Eso les dijo, antes de que Miguel empezara a contar cómo se unió a la brigada del coronel Asensio y cuánto le costó aprender a pelear. Les dijo que todos los del ejército popular eran muy valientes, pero que eso no bastaba para ganar. Había que saber pelear. y los soldados improvisados tardaban mucho en comprender que hay reglas para la seguridad y que más vale seguir viviendo para seguir luchando. Además, una vez que aprendían a defenderse, todavía les faltaba aprender cómo atacar. Y cuando ya sabían todo eso, les faltaba aprender lo más difícil de todo, ganar la victoria más dura, que era la victoria sobre sí mismos, sobre sus costumbres y comodidades. Habló mal de los anarquistas, que según Miguel eran unos derrotistas y habló mal de los traficantes que le prometían a la República armas que ya le habían vendido a Franco. Dijo que su gran dolor, el que se llevaría a .la tumba, era no entender por qué todos los trabajadores del mundo no se habían levantado en armas para defendernos en España, porque si España perdía, era como si perdieran todos juntos. Dijo esto y partió un cigarrillo y le dio la mitad al mexicano y los dos fumaron, él junto a Dolores y le pasó la colilla para que ella también fumara.

Escucharon un bombardeo muy duro, a lo lejos. Desde el campamento, se veía un fulgor amarillento, un abanico de polvo en la noche. —Es Figueras —dijo Miguel—. Están bombardeando Figueras.

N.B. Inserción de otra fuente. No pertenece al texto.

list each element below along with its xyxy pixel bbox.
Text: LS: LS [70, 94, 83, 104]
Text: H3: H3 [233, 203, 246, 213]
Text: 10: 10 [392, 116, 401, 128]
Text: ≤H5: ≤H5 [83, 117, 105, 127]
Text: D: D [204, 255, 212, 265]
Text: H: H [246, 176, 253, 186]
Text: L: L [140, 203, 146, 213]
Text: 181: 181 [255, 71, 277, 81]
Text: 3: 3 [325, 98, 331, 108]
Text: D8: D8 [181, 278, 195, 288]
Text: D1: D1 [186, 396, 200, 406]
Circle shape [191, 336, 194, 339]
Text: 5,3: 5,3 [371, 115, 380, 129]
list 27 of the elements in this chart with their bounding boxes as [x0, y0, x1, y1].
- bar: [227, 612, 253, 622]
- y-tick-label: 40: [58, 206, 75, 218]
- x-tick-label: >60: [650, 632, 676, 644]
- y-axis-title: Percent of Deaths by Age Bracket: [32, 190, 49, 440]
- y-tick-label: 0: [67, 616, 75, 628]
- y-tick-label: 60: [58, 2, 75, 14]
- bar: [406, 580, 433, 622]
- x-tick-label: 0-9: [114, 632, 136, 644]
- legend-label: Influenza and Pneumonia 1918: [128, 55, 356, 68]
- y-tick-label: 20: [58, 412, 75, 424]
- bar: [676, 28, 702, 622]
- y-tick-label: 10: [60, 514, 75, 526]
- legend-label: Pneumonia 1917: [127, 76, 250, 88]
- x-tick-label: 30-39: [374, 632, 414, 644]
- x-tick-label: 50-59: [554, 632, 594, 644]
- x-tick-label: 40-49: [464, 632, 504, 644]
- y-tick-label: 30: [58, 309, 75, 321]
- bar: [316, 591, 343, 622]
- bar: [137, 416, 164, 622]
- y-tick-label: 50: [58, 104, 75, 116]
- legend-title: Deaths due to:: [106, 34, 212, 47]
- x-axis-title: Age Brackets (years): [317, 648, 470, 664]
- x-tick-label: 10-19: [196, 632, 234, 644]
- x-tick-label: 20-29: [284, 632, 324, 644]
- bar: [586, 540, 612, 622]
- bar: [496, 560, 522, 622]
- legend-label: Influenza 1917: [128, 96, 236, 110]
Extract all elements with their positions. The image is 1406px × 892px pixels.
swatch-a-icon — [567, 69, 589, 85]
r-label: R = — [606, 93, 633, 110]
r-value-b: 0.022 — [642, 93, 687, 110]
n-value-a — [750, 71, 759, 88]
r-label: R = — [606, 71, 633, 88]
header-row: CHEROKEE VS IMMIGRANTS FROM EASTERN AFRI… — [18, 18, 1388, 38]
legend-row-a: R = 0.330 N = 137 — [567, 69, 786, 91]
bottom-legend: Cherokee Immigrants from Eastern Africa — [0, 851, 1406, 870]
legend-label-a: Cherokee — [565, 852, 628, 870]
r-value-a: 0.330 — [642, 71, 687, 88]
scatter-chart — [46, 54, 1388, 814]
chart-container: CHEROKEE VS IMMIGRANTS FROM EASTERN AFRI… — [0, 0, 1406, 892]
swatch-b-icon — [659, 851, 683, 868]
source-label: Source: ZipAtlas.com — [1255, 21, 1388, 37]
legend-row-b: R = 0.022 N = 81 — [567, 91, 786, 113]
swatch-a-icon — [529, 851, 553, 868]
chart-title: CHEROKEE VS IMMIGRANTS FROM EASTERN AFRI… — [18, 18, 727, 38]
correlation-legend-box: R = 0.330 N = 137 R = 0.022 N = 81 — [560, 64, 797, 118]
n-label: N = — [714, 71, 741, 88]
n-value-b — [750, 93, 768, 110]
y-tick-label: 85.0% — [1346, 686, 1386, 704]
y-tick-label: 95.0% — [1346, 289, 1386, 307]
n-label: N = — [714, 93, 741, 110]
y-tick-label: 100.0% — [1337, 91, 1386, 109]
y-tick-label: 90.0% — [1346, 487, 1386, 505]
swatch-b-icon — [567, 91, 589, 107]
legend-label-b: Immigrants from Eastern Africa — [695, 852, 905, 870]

Miraron hacia Figueras. Lola estaba cerca de él. No les habló a todos. Sólo le habló a él, en voz baja, mientras miraban ese polvo y ese ruido lejanos. Dijo que tenía veintidós años, tres más que él, y él se aumentó la edad y dijo que ya había cumplido los veinticuatro. Ella dijo que era de Albacete y que había ido a la guerra para seguir a su novio. Los dos habían estudiado juntos —habían estudiado química— y ella lo siguió, pero a él lo fusilaron los moros en Oviedo. Él le contó que venía de México y que allá vivía en un lugar caliente, cerca del mar, lleno de frutas. Ella le pidió que le hablara de las frutas tropicales y le dieron risa los nombres que nunca había escuchado y le dijo que mamey parecía nombre de veneno y guanábana nombre de pájaro. Él le dijo que amaba los caballos y que cuando llegó estuvo en la caballería, pero ahora no había caballos ni nada. Ella le dijo que nunca había montado; él trató de explicarle la alegría que da montar, sobre todo en la playa al amanecer, cuando el aire sabe a yodo y el norte se está aplacando pero todavía llueve ligero y la espuma que levantan los cascos se mezcla con la llovizna y uno va con el pecho desnudo y los labios llenos de sal. Esto le gustó. Dijo que quizá le quedaba todavía un recuerdo de sal en la boca a él y lo besó. Los otros se habían dormido junto al fuego y el fuego se estaba apagando. Él se levantó para atizarlo, todavía con ese sabor de Lola en la boca. Vio que sí, que todos se habían dormido, abrazados los tres para darse calor y regresó al lado de Lola. Ella le abrió la chaqueta forrada de lana de borrego y él unió las manos sobre la espalda de la muchacha y su blusa de dril y ella le cubrió la espalda con la chaqueta. Ella le dijo al oído que debían fijar un lugar para volverse a encontrar, en caso de que se separaran. Él le dijo que se encontrarían en un café que él conocía cerca de la Cibeles, cuando liberáramos Madrid y ella le contestó que se verían en México y él dijo que sí, en la plaza del puerto de Veracruz, bajo las arcadas, en el café de La Parroquia. Tomarían café y comerían cangrejos.